Das Virus wird in hohen Mengen über die Körpersekrete, die Eier und den Kot erkrankter Tiere ausgeschieden. Die Infektion kann direkt durch Kontakt, oder indirekt durch Vektoren (Käfige, Stalleinrichtung, Staub, Schuhe/Kleidung) erfolgen. Auch eine Übertragung durch Geflügelprodukte (Fleisch, Eier) in denen der Erreger mindestens einige Monate infektionsfähig bleiben kann, ist möglich. Bei Menschen, die mit Geflügel arbeiten, kann in seltenen Fällen eine Konjunktivitis auftreten. Verbraucher sind durch den Verzehr von Produkten erkrankter Tiere nicht gefährdet.

4 Klinik

Nach einer Inkubationszeit von 3-6 Tagen können hohes Fieber, wässrige Durchfälle, plötzlicher starken Rückgang der Legeleistung, dünnschalige oder schalenlose Eier, Atemnot und schleimiger Ausfluss aus Nase und Augen auftreten. Außerdem kann es zu Störungen der Zirkulation und einhergehenden zyanotischer Verfärbungen des Kamms kommen. Weiterhin können unspezifische Symptome wie Apathie und Inappetenz hinzukommen. Bei hohem Infektionsdruck innerhalb eines Bestands sind perakute Verläufe mit plötzlichem Tod betroffener Tiere ohne vorherige Symptome möglich. Die Mortalität ist hoch und kann innerhalb eines Bestands bis zu 100% betragen.

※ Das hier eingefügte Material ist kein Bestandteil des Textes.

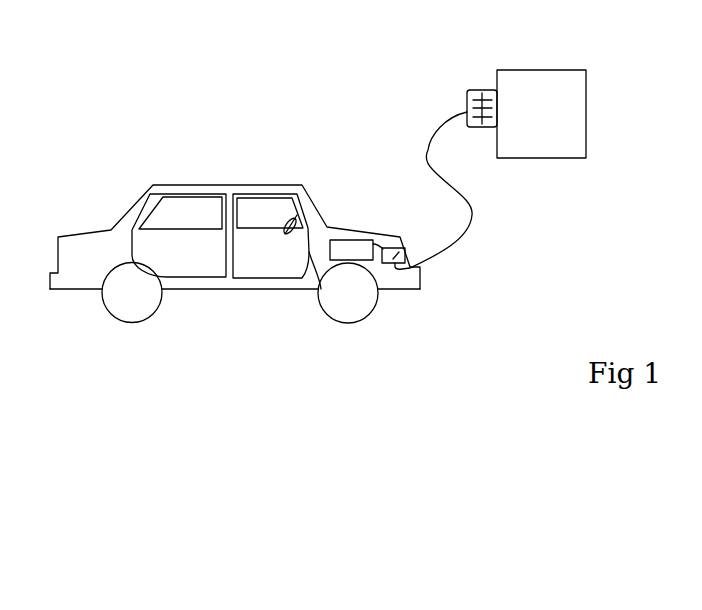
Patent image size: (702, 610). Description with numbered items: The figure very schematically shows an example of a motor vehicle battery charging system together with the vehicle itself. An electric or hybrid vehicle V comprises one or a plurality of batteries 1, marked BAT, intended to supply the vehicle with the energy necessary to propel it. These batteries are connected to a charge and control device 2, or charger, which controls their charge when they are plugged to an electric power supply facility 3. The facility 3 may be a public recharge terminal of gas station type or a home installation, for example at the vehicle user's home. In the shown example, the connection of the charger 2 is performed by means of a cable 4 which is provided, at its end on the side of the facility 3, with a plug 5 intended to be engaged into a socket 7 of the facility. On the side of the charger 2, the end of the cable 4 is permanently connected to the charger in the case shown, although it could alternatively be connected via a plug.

The vehicle V is at (87, 232).
The battery 1 is at (330, 253).
The charge and control device 2 is at (401, 250).
The electric power supply facility 3 is at (572, 127).
The cable 4 is at (445, 260).
The plug 5 is at (458, 70).
The socket 7 is at (482, 90).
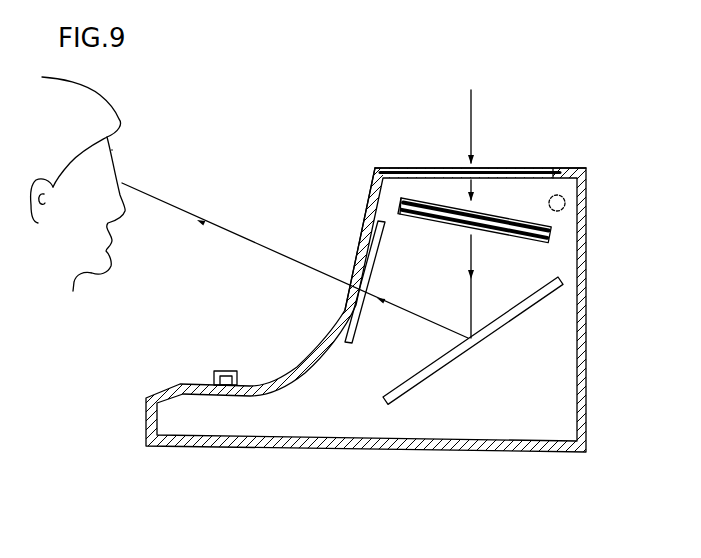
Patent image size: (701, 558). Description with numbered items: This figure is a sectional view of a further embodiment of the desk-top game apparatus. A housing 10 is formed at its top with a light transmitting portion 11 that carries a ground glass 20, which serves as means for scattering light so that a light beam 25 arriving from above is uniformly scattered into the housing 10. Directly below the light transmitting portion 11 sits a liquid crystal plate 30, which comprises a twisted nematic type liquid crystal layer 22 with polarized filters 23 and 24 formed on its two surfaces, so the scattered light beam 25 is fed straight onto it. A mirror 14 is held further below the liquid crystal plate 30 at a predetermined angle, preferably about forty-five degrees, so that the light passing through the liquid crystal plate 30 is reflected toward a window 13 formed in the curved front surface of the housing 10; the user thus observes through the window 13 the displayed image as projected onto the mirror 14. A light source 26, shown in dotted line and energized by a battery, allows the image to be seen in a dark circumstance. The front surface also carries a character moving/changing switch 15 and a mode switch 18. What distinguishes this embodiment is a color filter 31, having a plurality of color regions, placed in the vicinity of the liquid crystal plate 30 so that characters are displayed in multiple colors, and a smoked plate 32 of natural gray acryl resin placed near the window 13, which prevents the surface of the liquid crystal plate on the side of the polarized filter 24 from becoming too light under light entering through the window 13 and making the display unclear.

The housing 10 is at (587, 397).
The light transmitting portion 11 is at (507, 168).
The window 13 is at (353, 238).
The mirror 14 is at (531, 307).
The character moving/changing switch 15 is at (223, 371).
The mode switch 18 is at (238, 372).
The ground glass 20 is at (540, 169).
The twisted nematic type liquid crystal layer 22 is at (549, 240).
The polarized filter 23 is at (551, 233).
The polarized filter 24 is at (546, 245).
The light beam 25 is at (471, 118).
The light source 26 is at (563, 209).
The liquid crystal plate 30 is at (397, 205).
The color filter 31 is at (408, 197).
The smoked plate 32 is at (353, 316).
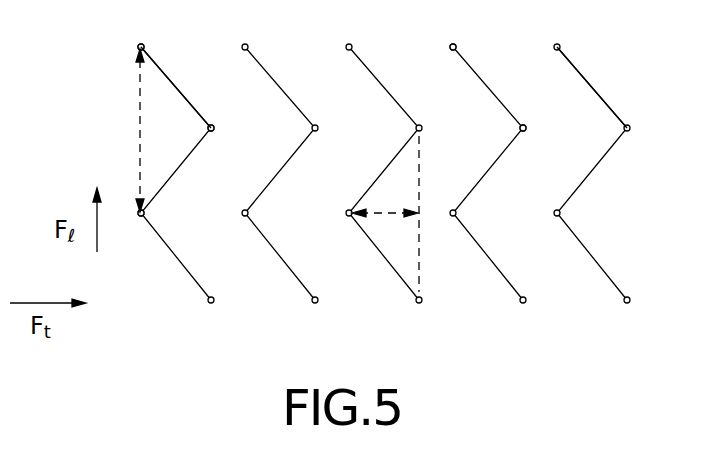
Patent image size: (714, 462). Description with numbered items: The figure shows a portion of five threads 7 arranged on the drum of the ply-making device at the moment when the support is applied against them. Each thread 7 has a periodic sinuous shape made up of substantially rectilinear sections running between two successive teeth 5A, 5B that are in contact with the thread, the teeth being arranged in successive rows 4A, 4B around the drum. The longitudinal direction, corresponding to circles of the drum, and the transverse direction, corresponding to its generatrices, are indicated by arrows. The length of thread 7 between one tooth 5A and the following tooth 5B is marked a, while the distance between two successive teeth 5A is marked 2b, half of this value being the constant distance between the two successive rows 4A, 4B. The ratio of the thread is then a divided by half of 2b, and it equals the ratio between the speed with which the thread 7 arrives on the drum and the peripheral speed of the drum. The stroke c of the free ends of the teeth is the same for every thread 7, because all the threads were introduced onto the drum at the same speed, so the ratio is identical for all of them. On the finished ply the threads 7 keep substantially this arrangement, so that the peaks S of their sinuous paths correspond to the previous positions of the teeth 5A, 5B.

The tooth 5A is at (145, 46).
The following tooth 5B is at (215, 128).
The row 4A is at (560, 44).
The row 4B is at (631, 128).
The thread 7 is at (178, 268).
The peak S is at (249, 45).
The length of thread a is at (177, 83).
The distance between two successive teeth 2b is at (138, 123).
The stroke c is at (388, 211).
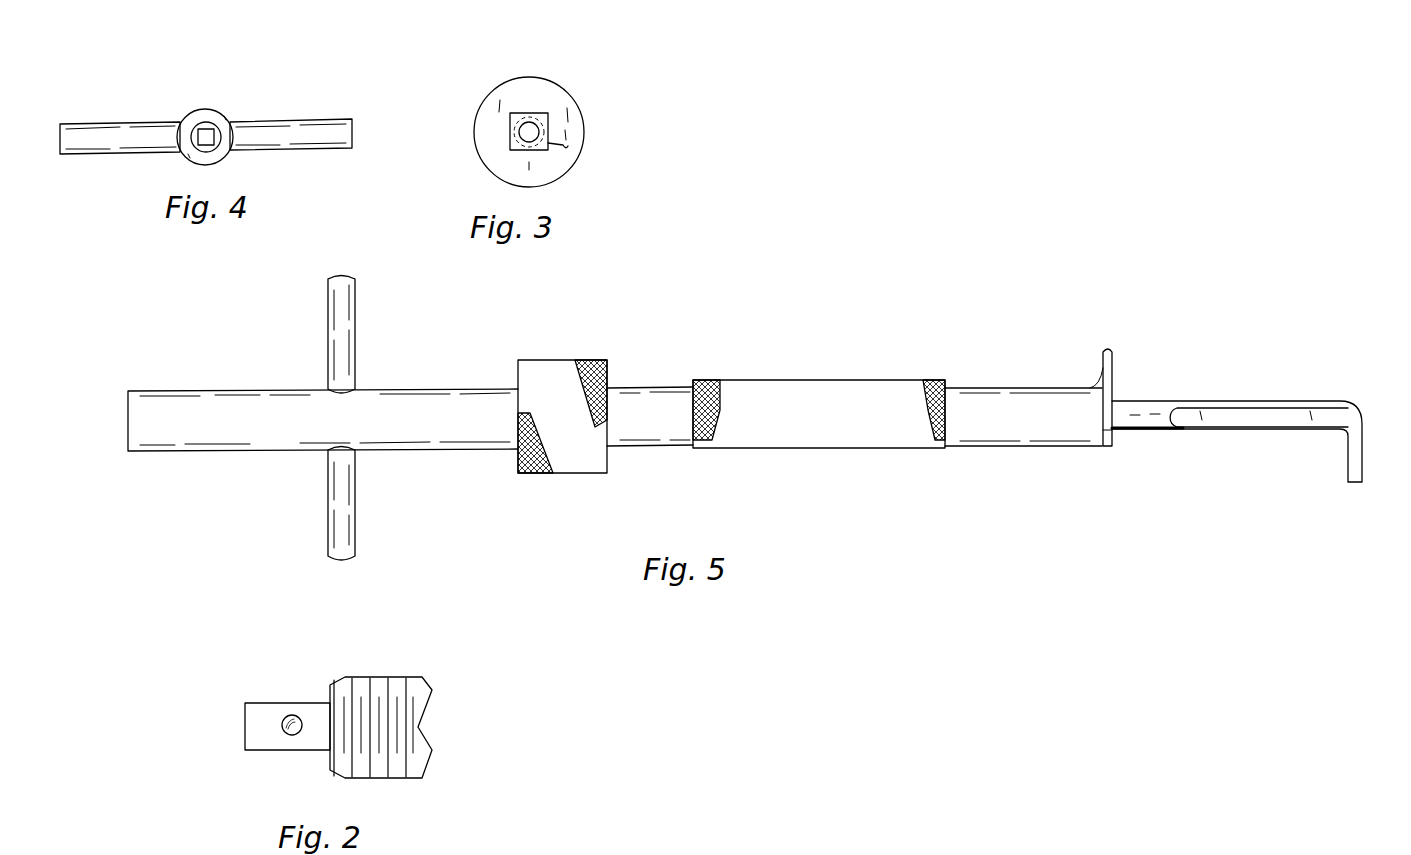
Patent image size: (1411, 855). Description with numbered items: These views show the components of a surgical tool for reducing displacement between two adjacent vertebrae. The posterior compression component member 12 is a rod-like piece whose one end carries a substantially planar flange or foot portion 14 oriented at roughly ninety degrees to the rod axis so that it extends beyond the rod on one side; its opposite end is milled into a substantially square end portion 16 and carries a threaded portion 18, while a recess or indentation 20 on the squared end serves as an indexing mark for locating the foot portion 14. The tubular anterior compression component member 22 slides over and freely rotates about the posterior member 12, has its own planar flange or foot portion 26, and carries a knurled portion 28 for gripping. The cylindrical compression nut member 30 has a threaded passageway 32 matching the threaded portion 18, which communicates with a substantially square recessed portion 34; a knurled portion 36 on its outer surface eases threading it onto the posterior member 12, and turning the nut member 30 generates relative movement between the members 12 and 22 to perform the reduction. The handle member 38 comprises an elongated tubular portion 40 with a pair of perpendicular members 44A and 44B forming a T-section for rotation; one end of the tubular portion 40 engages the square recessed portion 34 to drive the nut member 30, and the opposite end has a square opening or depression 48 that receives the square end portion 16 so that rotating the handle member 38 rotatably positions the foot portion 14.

In FIG. 5, the posterior compression component member 12 is at (1181, 431).
In FIG. 2, the posterior compression component member 12 is at (373, 709).
In FIG. 5, the flange or foot portion 14 is at (1362, 442).
In FIG. 2, the square end portion 16 is at (290, 750).
In FIG. 2, the threaded portion 18 is at (382, 682).
In FIG. 2, the recess or indentation 20 is at (290, 717).
In FIG. 5, the anterior compression component member 22 is at (834, 372).
In FIG. 5, the flange or foot portion 26 is at (1112, 360).
In FIG. 5, the knurled portion 28 is at (705, 383).
In FIG. 3, the compression nut member 30 is at (536, 102).
In FIG. 5, the compression nut member 30 is at (562, 411).
In FIG. 3, the threaded passageway 32 is at (520, 128).
In FIG. 3, the square recessed portion 34 is at (568, 146).
In FIG. 5, the knurled portion 36 is at (540, 473).
In FIG. 4, the handle member 38 is at (203, 107).
In FIG. 5, the handle member 38 is at (763, 401).
In FIG. 4, the tubular portion 40 is at (187, 162).
In FIG. 5, the tubular portion 40 is at (425, 390).
In FIG. 4, the first T-section member 44A is at (82, 124).
In FIG. 5, the first T-section member 44A is at (355, 298).
In FIG. 4, the second T-section member 44B is at (317, 120).
In FIG. 5, the second T-section member 44B is at (355, 518).
In FIG. 4, the opening or depression 48 is at (208, 124).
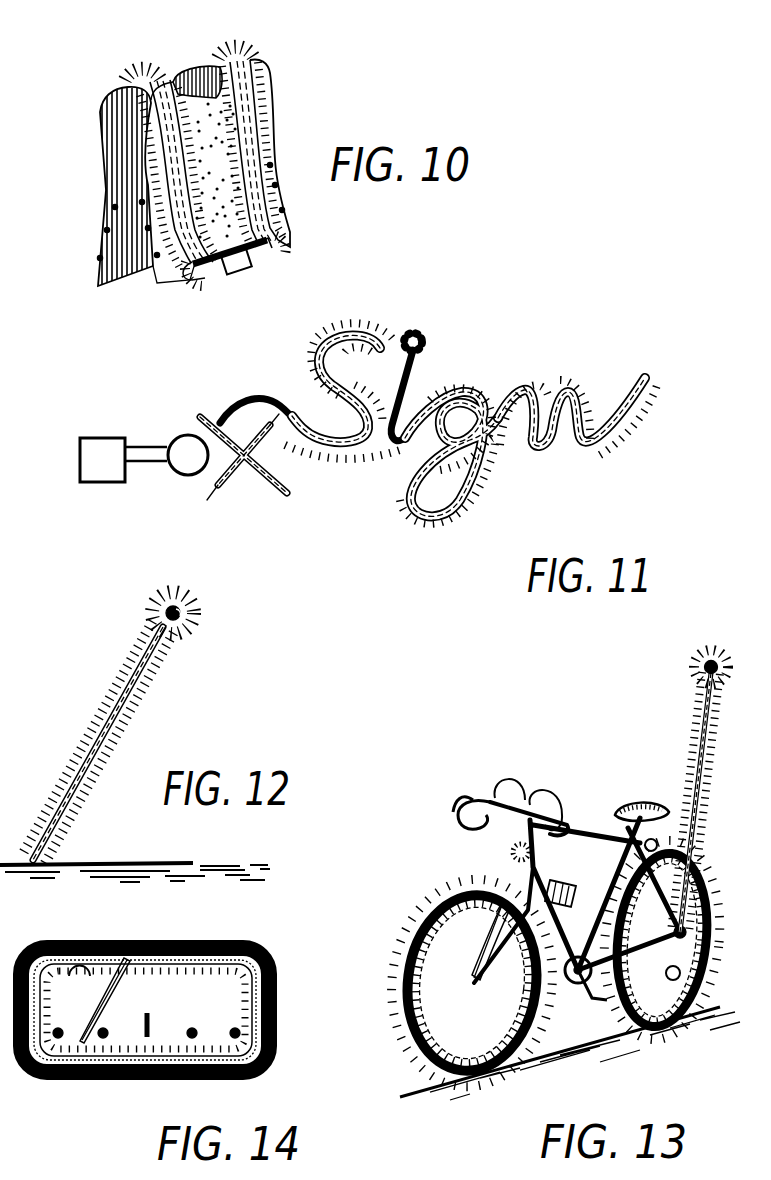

Bei chronischem Verlauf stehen zentralnervöse Störungen wie Lähmungen und Torticollis im Vordergrund. Chronische Verlaufsformen treten vor allem bei jungen Tieren auf.

5 Prophylaxe

In Deutschland ist die regelmäßige Impfung aller Hühner- und Truthühnerbestände gesetzlich vorgeschrieben. Die Impfung erfolgt in der Regel über das Trinkwasser, so dass auch große Bestände unkompliziert geimpft werden können. Es ist zu beachten, dass alle Tiere geimpft werden müssen, auch solche aus Hobbyhaltungen, in denen unter Umständen nur ein oder zwei Tiere vorhanden sind.

6 Rechtlicher Hintergrund

Bekämpfung und Prophylaxe werden in Deutschland aktuell durch die Verordnung zum Schutz gegen die Geflügelpest [1](Geflügelpest-Verordnung) mit geregelt. Da der Erreger hoch infektiös ist und sich schnell ausbreiten kann, müssen jegliche Verdachtsfälle dem zuständigen Veterinäramt sofort gemeldet werden.